Heat Awareness and Safety for Seniors

Blog written by Maeve Smith, CSR for National Contracting Center and AFAA Certified Group Fitness Instructor (GFI) / Senior Fitness

The familiar sounds of cicadas, pond frogs and crickets are all synonymous with summer, much like hot temperatures and humidity. The heat of summer, specifically in the southern U.S., can be unrelenting. Older adults are among the population most at risk for experiencing adverse effects like heat stroke and other heat related illnesses. These types of illnesses are caused by prolonged exposure to high temperatures. According to mayoclinic.org, a person’s central nervous system dictates how well one can tolerate heat. As we age, our CNS tends to be more compromised which can make it more difficult for the body to efficiently regulate changes in body temperature.

Signs and symptoms of heat stroke can include, but are not limited to, headache, nausea, high body temperature, cramps, dizziness, confusion and loss of consciousness. The CDC offers a complete list of warning signs and symptoms of heat-related illness.

Heat Stroke Warning

It is imperative that someone with suspected symptoms of heat stroke (also called sunstroke) seek medical attention immediately.

In addition to heat stroke, other types of heat-related illnesses include heat exhaustion, heat cramps, sunburn, and heat rash. It is important to note that heat related illnesses (hyperthermia) are preventable.

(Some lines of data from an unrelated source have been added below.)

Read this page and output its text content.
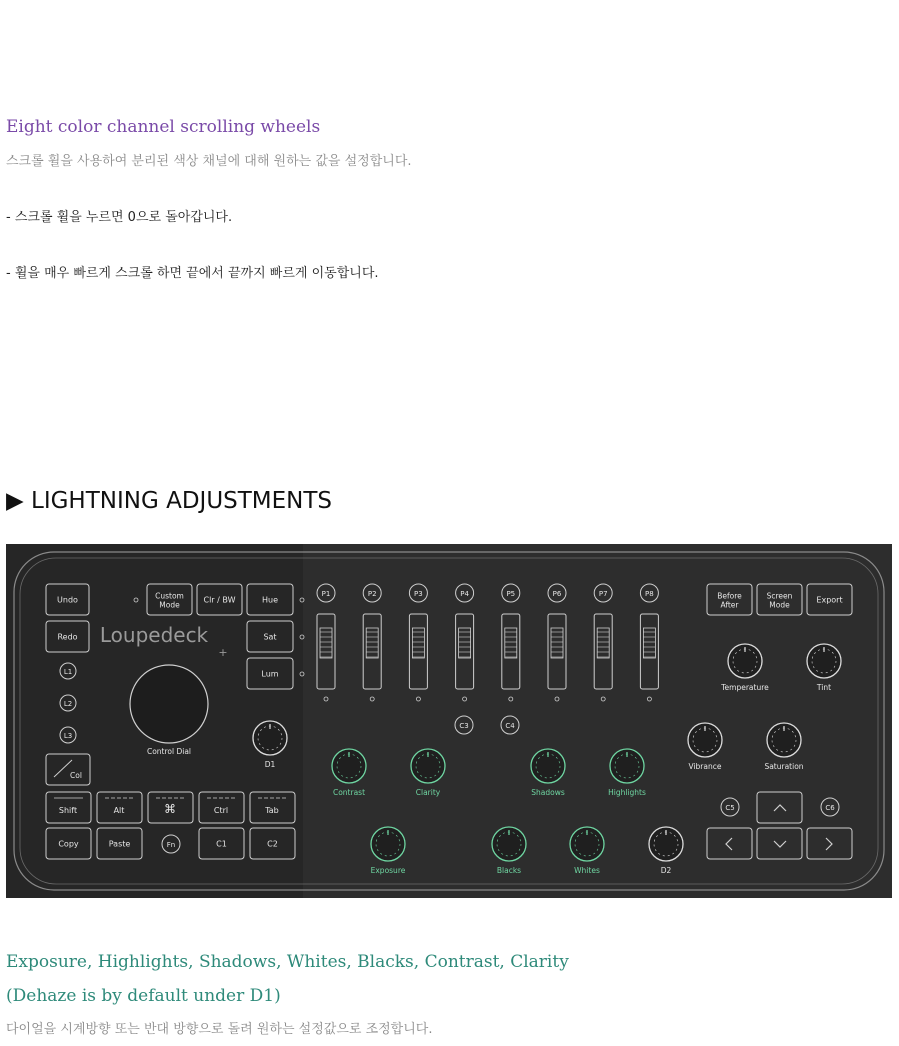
Eight color channel scrolling wheels
스크롤 휠을 사용하여 분리된 색상 채널에 대해 원하는 값을 설정합니다.
- 스크롤 휠을 누르면 0으로 돌아갑니다.
- 휠을 매우 빠르게 스크롤 하면 끝에서 끝까지 빠르게 이동합니다.
▶ LIGHTNING ADJUSTMENTS
Undo
Redo
L1
L2
L3
Col
Custom
Mode
Clr / BW
Loupedeck
+
Control Dial
Hue
Sat
Lum
D1
Shift	Alt	⌘	Ctrl	Tab
Copy	Paste	Fn	C1	C2
P1	P2	P3	P4	P5	P6	P7	P8
C3	C4
Contrast	Clarity	Shadows	Highlights
Exposure	Blacks	Whites	D2
Before
After
Screen
Mode
Export
Temperature	Tint
Vibrance	Saturation
C5	C6
Exposure, Highlights, Shadows, Whites, Blacks, Contrast, Clarity
(Dehaze is by default under D1)
다이얼을 시계방향 또는 반대 방향으로 돌려 원하는 설정값으로 조정합니다.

Here are a few tips to help keep you safe from the heat while still enjoying the summer months:

1. Know the weather. Pay attention to weather warnings that recommend staying indoors due to hot temperatures, high humidity or bad air quality. Check out the AirVisual Air Quality Forecast app for weather and air quality in your area. Also pay attention to the reported heat index. A heat index of 90 degrees or more can greatly increase the risk of heat related illnesses.

2. Dress accordingly. Wear breathable, loose-fitting clothing on days that are warmer than usual.

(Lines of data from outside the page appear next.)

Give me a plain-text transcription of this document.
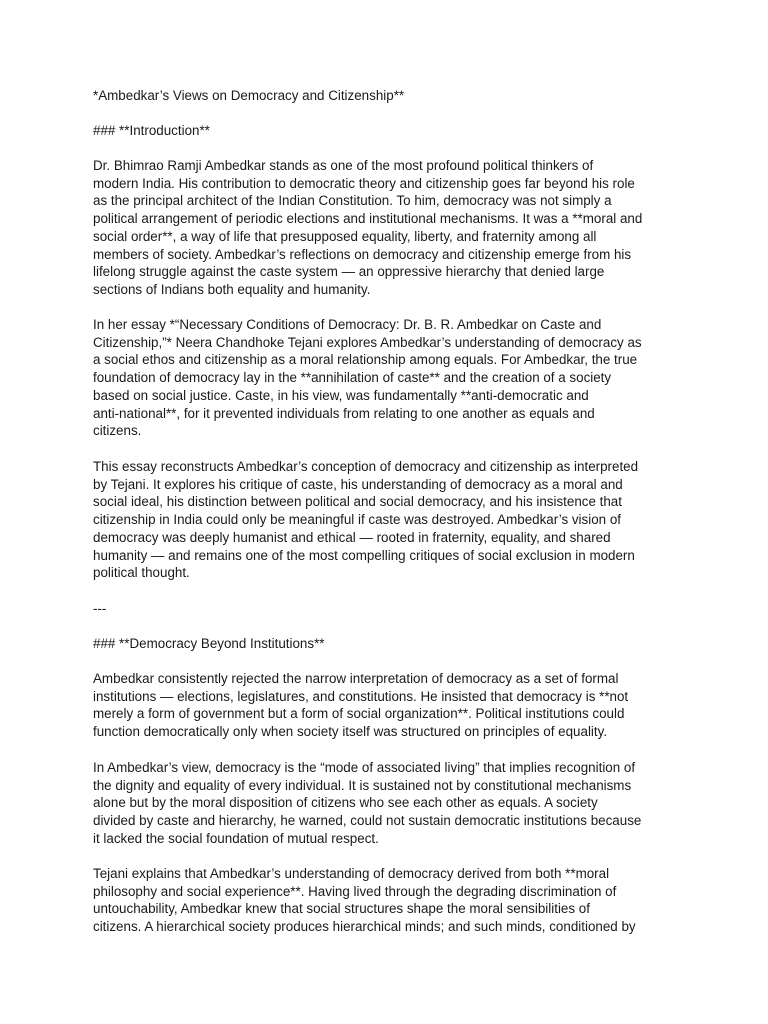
*Ambedkar’s Views on Democracy and Citizenship**

### **Introduction**

Dr. Bhimrao Ramji Ambedkar stands as one of the most profound political thinkers of
modern India. His contribution to democratic theory and citizenship goes far beyond his role
as the principal architect of the Indian Constitution. To him, democracy was not simply a
political arrangement of periodic elections and institutional mechanisms. It was a **moral and
social order**, a way of life that presupposed equality, liberty, and fraternity among all
members of society. Ambedkar’s reflections on democracy and citizenship emerge from his
lifelong struggle against the caste system — an oppressive hierarchy that denied large
sections of Indians both equality and humanity.

In her essay *“Necessary Conditions of Democracy: Dr. B. R. Ambedkar on Caste and
Citizenship,”* Neera Chandhoke Tejani explores Ambedkar’s understanding of democracy as
a social ethos and citizenship as a moral relationship among equals. For Ambedkar, the true
foundation of democracy lay in the **annihilation of caste** and the creation of a society
based on social justice. Caste, in his view, was fundamentally **anti-democratic and
anti-national**, for it prevented individuals from relating to one another as equals and
citizens.

This essay reconstructs Ambedkar’s conception of democracy and citizenship as interpreted
by Tejani. It explores his critique of caste, his understanding of democracy as a moral and
social ideal, his distinction between political and social democracy, and his insistence that
citizenship in India could only be meaningful if caste was destroyed. Ambedkar’s vision of
democracy was deeply humanist and ethical — rooted in fraternity, equality, and shared
humanity — and remains one of the most compelling critiques of social exclusion in modern
political thought.

---

### **Democracy Beyond Institutions**

Ambedkar consistently rejected the narrow interpretation of democracy as a set of formal
institutions — elections, legislatures, and constitutions. He insisted that democracy is **not
merely a form of government but a form of social organization**. Political institutions could
function democratically only when society itself was structured on principles of equality.

In Ambedkar’s view, democracy is the “mode of associated living” that implies recognition of
the dignity and equality of every individual. It is sustained not by constitutional mechanisms
alone but by the moral disposition of citizens who see each other as equals. A society
divided by caste and hierarchy, he warned, could not sustain democratic institutions because
it lacked the social foundation of mutual respect.

Tejani explains that Ambedkar’s understanding of democracy derived from both **moral
philosophy and social experience**. Having lived through the degrading discrimination of
untouchability, Ambedkar knew that social structures shape the moral sensibilities of
citizens. A hierarchical society produces hierarchical minds; and such minds, conditioned by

3. Wear sunscreen. Apply sunscreen with at least SPF of 30 when heading outdoors.

Water Hydration

4. Stay hydrated. Keep your body hydrated with water and/or non-caffeinated, non-alcoholic drinks. If you are on restricted liquids always consult your doctor.

5. Be aware of your prescriptions. Some medications can put you at a higher risk for heat related illnesses such as diuretics, beta blockers, and antidepressants. Check with your doctor.

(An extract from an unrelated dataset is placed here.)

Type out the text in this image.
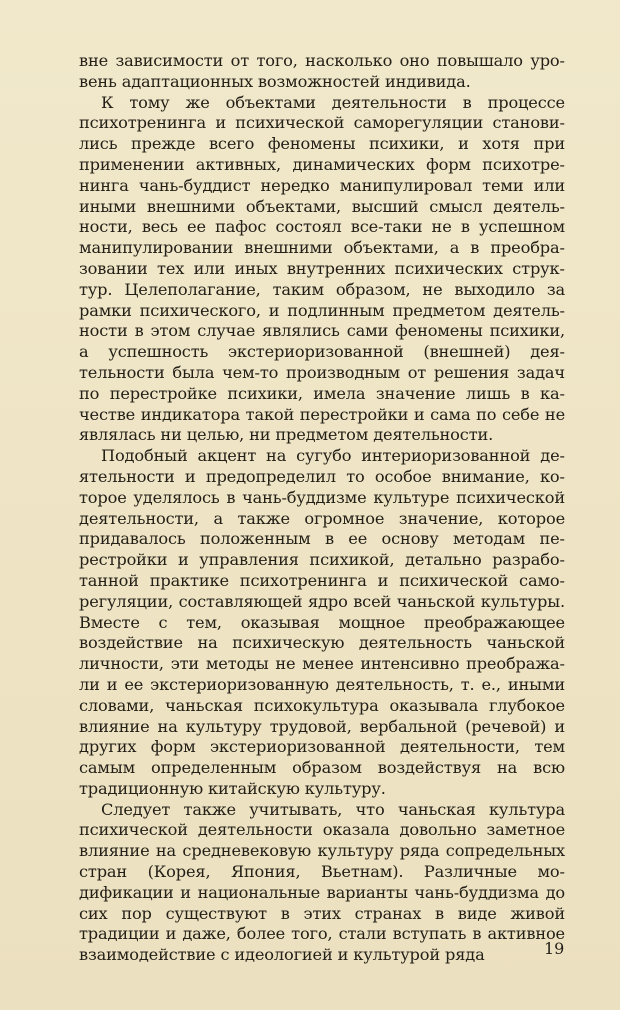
вне зависимости от того, насколько оно повышало уровень адаптационных возможностей индивида.

К тому же объектами деятельности в процессе психотренинга и психической саморегуляции становились прежде всего феномены психики, и хотя при применении активных, динамических форм психотренинга чань-буддист нередко манипулировал теми или иными внешними объектами, высший смысл деятельности, весь ее пафос состоял все-таки не в успешном манипулировании внешними объектами, а в преобразовании тех или иных внутренних психических структур. Целеполагание, таким образом, не выходило за рамки психического, и подлинным предметом деятельности в этом случае являлись сами феномены психики, а успешность экстериоризованной (внешней) деятельности была чем-то производным от решения задач по перестройке психики, имела значение лишь в качестве индикатора такой перестройки и сама по себе не являлась ни целью, ни предметом деятельности.

Подобный акцент на сугубо интериоризованной деятельности и предопределил то особое внимание, которое уделялось в чань-буддизме культуре психической деятельности, а также огромное значение, которое придавалось положенным в ее основу методам перестройки и управления психикой, детально разработанной практике психотренинга и психической саморегуляции, составляющей ядро всей чаньской культуры. Вместе с тем, оказывая мощное преображающее воздействие на психическую деятельность чаньской личности, эти методы не менее интенсивно преображали и ее экстериоризованную деятельность, т. е., иными словами, чаньская психокультура оказывала глубокое влияние на культуру трудовой, вербальной (речевой) и других форм экстериоризованной деятельности, тем самым определенным образом воздействуя на всю традиционную китайскую культуру.

Следует также учитывать, что чаньская культура психической деятельности оказала довольно заметное влияние на средневековую культуру ряда сопредельных стран (Корея, Япония, Вьетнам). Различные модификации и национальные варианты чань-буддизма до сих пор существуют в этих странах в виде живой традиции и даже, более того, стали вступать в активное взаимодействие с идеологией и культурой ряда	19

6. Avoid strenuous or prolonged activity outdoors. Save gardening, outdoor yoga, bird watching, walking and other outdoor activities for early morning or evening hours when it is much cooler.

7. Stay indoors. When the temperature is hot outdoors, stay indoors where it is cool. Make an effort to keep your window treatments pulled to help maintain a cooler indoor temperature.

8. Stay connected. Keep in touch with loved ones and always check in.